IIT, overlapping minds, collective consciousness, and virtual brains
Some thoughts in response to 'The Feeling of Life Itself' by Christof Koch
I recently finished listening to Christof Koch’s ‘The Feeling of Life Itself – Why Consciousness Is Widespread but Can’t Be Computed’, in which he explains and defends Integrated Information Theory (IIT), a prominent (and controversial) theory of consciousness, and I thought I would share my thoughts on the theory and the book. IIT is seen by some as especially promising because of its mathematical precision and empirical testability, but has also been accused of being “pseudoscience”, due to the difficulties of testing some of its more extreme implications, and possible implications of panpsychism.
(By the way, for those with an Audible subscription, the audiobook is included for free as part of the Plus Catalogue)
Methodology
IIT was created by Giulio Tononi, following an experience-first methodology, beginning with the phenomenology of experience itself, as we know it from the inside, rather than beginning with observations of the brain. Looking at experience in this way, Tononi identified a series of “axioms” concerning the nature of consciousness, and from there derived how a physical system would need to be organised to be conscious. This is, in my opinion, a very good methodology if we want to make progress on explaining conscious experience. We should begin by trying to construct a first principles theory of what consciousness is and how it works, and then attempt to test that theory empirically. Einstein reportedly once said, “When I have one week to solve a seemingly impossible problem, I spend six days defining the problem. Then, the solution becomes obvious.” Similarly, I think it’s necessary to begin by directing our attention to the nature of our first-person subjective experience before we attempt to find any explanation.

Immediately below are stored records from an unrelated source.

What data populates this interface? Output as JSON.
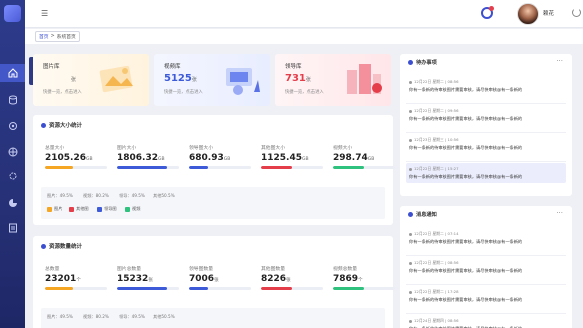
{
  "sidebar": {
    "tooltip_title": "首页",
    "tooltip_sub": "系统首页"
  },
  "topbar": {
    "username": "赖花"
  },
  "breadcrumb": {
    "home": "首页",
    "current": "系统首页"
  },
  "cards": [
    {
      "title": "图片库",
      "count": "",
      "unit": "张",
      "desc": "快捷一览，点击进入",
      "color": "#333"
    },
    {
      "title": "视频库",
      "count": "5125",
      "unit": "张",
      "desc": "快捷一览，点击进入",
      "color": "#3d5bd9"
    },
    {
      "title": "领导库",
      "count": "731",
      "unit": "张",
      "desc": "快捷一览，点击进入",
      "color": "#e53e4b"
    }
  ],
  "size_stats": {
    "title": "资源大小统计",
    "items": [
      {
        "label": "总量大小",
        "value": "2105.26",
        "unit": "GB",
        "fill": 0.45,
        "color": "#f5a623"
      },
      {
        "label": "图片大小",
        "value": "1806.32",
        "unit": "GB",
        "fill": 0.8,
        "color": "#3d5bd9"
      },
      {
        "label": "领导图大小",
        "value": "680.93",
        "unit": "GB",
        "fill": 0.3,
        "color": "#3d5bd9"
      },
      {
        "label": "其他图大小",
        "value": "1125.45",
        "unit": "GB",
        "fill": 0.5,
        "color": "#e53e4b"
      },
      {
        "label": "视频大小",
        "value": "298.74",
        "unit": "GB",
        "fill": 0.5,
        "color": "#2ec27e"
      }
    ],
    "percents": [
      "图片：49.5%",
      "视频：80.2%",
      "领导：49.5%",
      "其他50.5%"
    ],
    "legend": [
      {
        "label": "图片",
        "color": "#f5a623"
      },
      {
        "label": "其他图",
        "color": "#e53e4b"
      },
      {
        "label": "领导图",
        "color": "#3d5bd9"
      },
      {
        "label": "视频",
        "color": "#2ec27e"
      }
    ]
  },
  "count_stats": {
    "title": "资源数量统计",
    "items": [
      {
        "label": "总数量",
        "value": "23201",
        "unit": "个",
        "fill": 0.45,
        "color": "#f5a623"
      },
      {
        "label": "图片总数量",
        "value": "15232",
        "unit": "张",
        "fill": 0.8,
        "color": "#3d5bd9"
      },
      {
        "label": "领导图数量",
        "value": "7006",
        "unit": "张",
        "fill": 0.3,
        "color": "#3d5bd9"
      },
      {
        "label": "其他图数量",
        "value": "8226",
        "unit": "张",
        "fill": 0.5,
        "color": "#e53e4b"
      },
      {
        "label": "视频总数量",
        "value": "7869",
        "unit": "个",
        "fill": 0.5,
        "color": "#2ec27e"
      }
    ],
    "percents": [
      "图片：49.5%",
      "视频：80.2%",
      "领导：49.5%",
      "其他50.5%"
    ]
  },
  "todo": {
    "title": "待办事项",
    "items": [
      {
        "time": "12月22日 星期二 | 08:56",
        "text": "你有一条新的待审核图片需要审核，请尽快审核@有一条新的"
      },
      {
        "time": "12月22日 星期二 | 09:56",
        "text": "你有一条新的待审核图片需要审核，请尽快审核@有一条新的"
      },
      {
        "time": "12月23日 星期三 | 10:56",
        "text": "你有一条新的待审核图片需要审核，请尽快审核@有一条新的"
      },
      {
        "time": "12月22日 星期二 | 15:27",
        "text": "你有一条新的待审核图片需要审核，请尽快审核@有一条新的"
      }
    ]
  },
  "notices": {
    "title": "消息通知",
    "items": [
      {
        "time": "12月22日 星期二 | 07:14",
        "text": "你有一条新的待审核图片需要审核，请尽快审核@有一条新的"
      },
      {
        "time": "12月22日 星期二 | 08:56",
        "text": "你有一条新的待审核图片需要审核，请尽快审核@有一条新的"
      },
      {
        "time": "12月22日 星期二 | 17:28",
        "text": "你有一条新的待审核图片需要审核，请尽快审核@有一条新的"
      },
      {
        "time": "12月24日 星期四 | 08:56",
        "text": "你有一条新的待审核图片需要审核，请尽快审核@有一条新的"
      }
    ]
  }
}
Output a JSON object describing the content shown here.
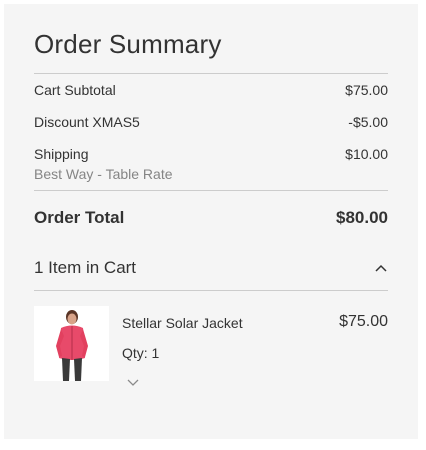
{
  "summary": {
    "title": "Order Summary",
    "rows": {
      "subtotal": {
        "label": "Cart Subtotal",
        "value": "$75.00"
      },
      "discount": {
        "label": "Discount XMAS5",
        "value": "-$5.00"
      },
      "shipping": {
        "label": "Shipping",
        "value": "$10.00",
        "method": "Best Way - Table Rate"
      }
    },
    "total": {
      "label": "Order Total",
      "value": "$80.00"
    }
  },
  "cart": {
    "items_label": "1 Item in Cart",
    "toggle_icon": "chevron-up-icon",
    "items": [
      {
        "name": "Stellar Solar Jacket",
        "price": "$75.00",
        "qty_label": "Qty: 1",
        "options_icon": "chevron-down-icon"
      }
    ]
  },
  "colors": {
    "panel_background": "#f5f5f5",
    "divider": "#cccccc",
    "muted_text": "#858585",
    "jacket": "#e84a6a"
  }
}
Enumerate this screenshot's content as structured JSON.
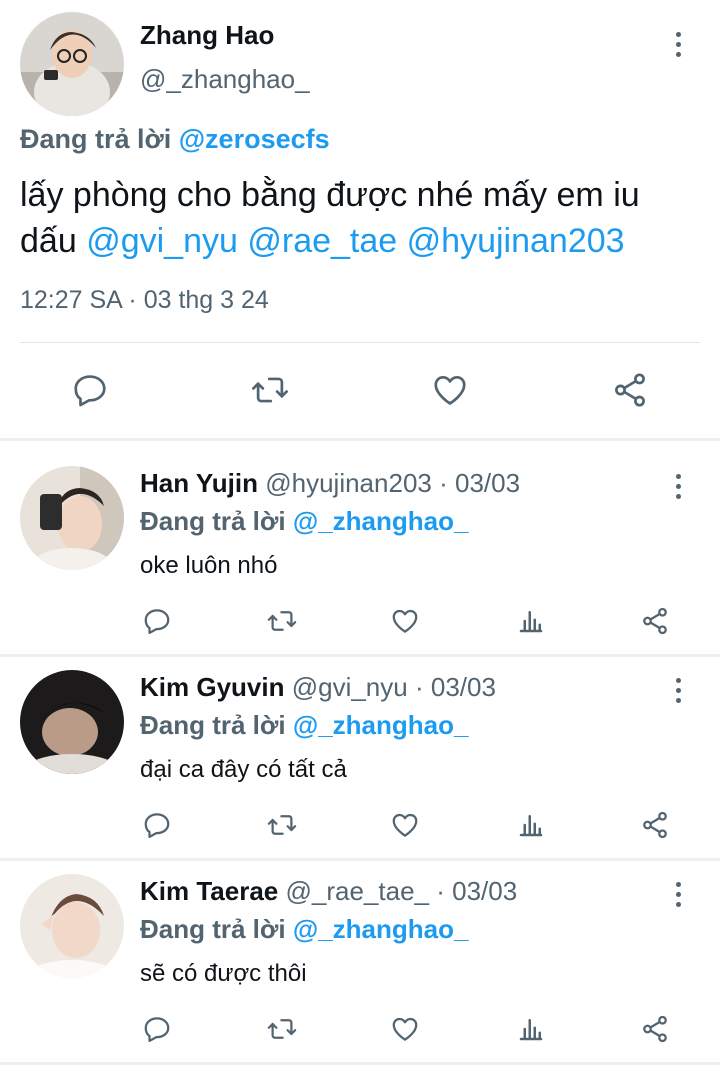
{
  "main_tweet": {
    "author_name": "Zhang Hao",
    "author_handle": "@_zhanghao_",
    "replying_prefix": "Đang trả lời",
    "replying_to": "@zerosecfs",
    "text_part1": "lấy phòng cho bằng được nhé mấy em iu dấu",
    "mentions": [
      "@gvi_nyu",
      "@rae_tae",
      "@hyujinan203"
    ],
    "timestamp": "12:27 SA · 03 thg 3 24",
    "actions": [
      "reply-icon",
      "retweet-icon",
      "like-icon",
      "share-icon"
    ]
  },
  "replies": [
    {
      "author_name": "Han Yujin",
      "author_handle": "@hyujinan203",
      "dot": "·",
      "date": "03/03",
      "replying_prefix": "Đang trả lời",
      "replying_to": "@_zhanghao_",
      "text": "oke luôn nhó"
    },
    {
      "author_name": "Kim Gyuvin",
      "author_handle": "@gvi_nyu",
      "dot": "·",
      "date": "03/03",
      "replying_prefix": "Đang trả lời",
      "replying_to": "@_zhanghao_",
      "text": "đại ca đây có tất cả"
    },
    {
      "author_name": "Kim Taerae",
      "author_handle": "@_rae_tae_",
      "dot": "·",
      "date": "03/03",
      "replying_prefix": "Đang trả lời",
      "replying_to": "@_zhanghao_",
      "text": "sẽ có được thôi"
    }
  ],
  "colors": {
    "accent": "#1d9bf0",
    "secondary_text": "#536471",
    "primary_text": "#0f1419",
    "divider": "#eceff1"
  }
}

Core Idea: Integrated Information = Experience/Consciousness
The central idea of IIT is that consciousness/experience (the theory treats the two as identical) is a matter of a thing existing to itself, i.e. having causal power over itself. If we have a system where A affects B, and B affects A, then the system of A and B together possesses some degree of consciousness. This is evaluated for larger systems by considering how the system would behave it were “cut” in two, such that the two sides could no longer affect one another. The more interdependent the two sides are for every possible cut of the system, the higher its “phi” value, representing the degree of complexity of its consciousness. It is this mutual interdependence that integrates the information across the system as a whole, so that each point within the system is informative concerning the rest of the system. And this integrated information is, according to IIT, simply what consciousness/experience is.
I think this idea brings a valuable insight, but it is mistaken on two points.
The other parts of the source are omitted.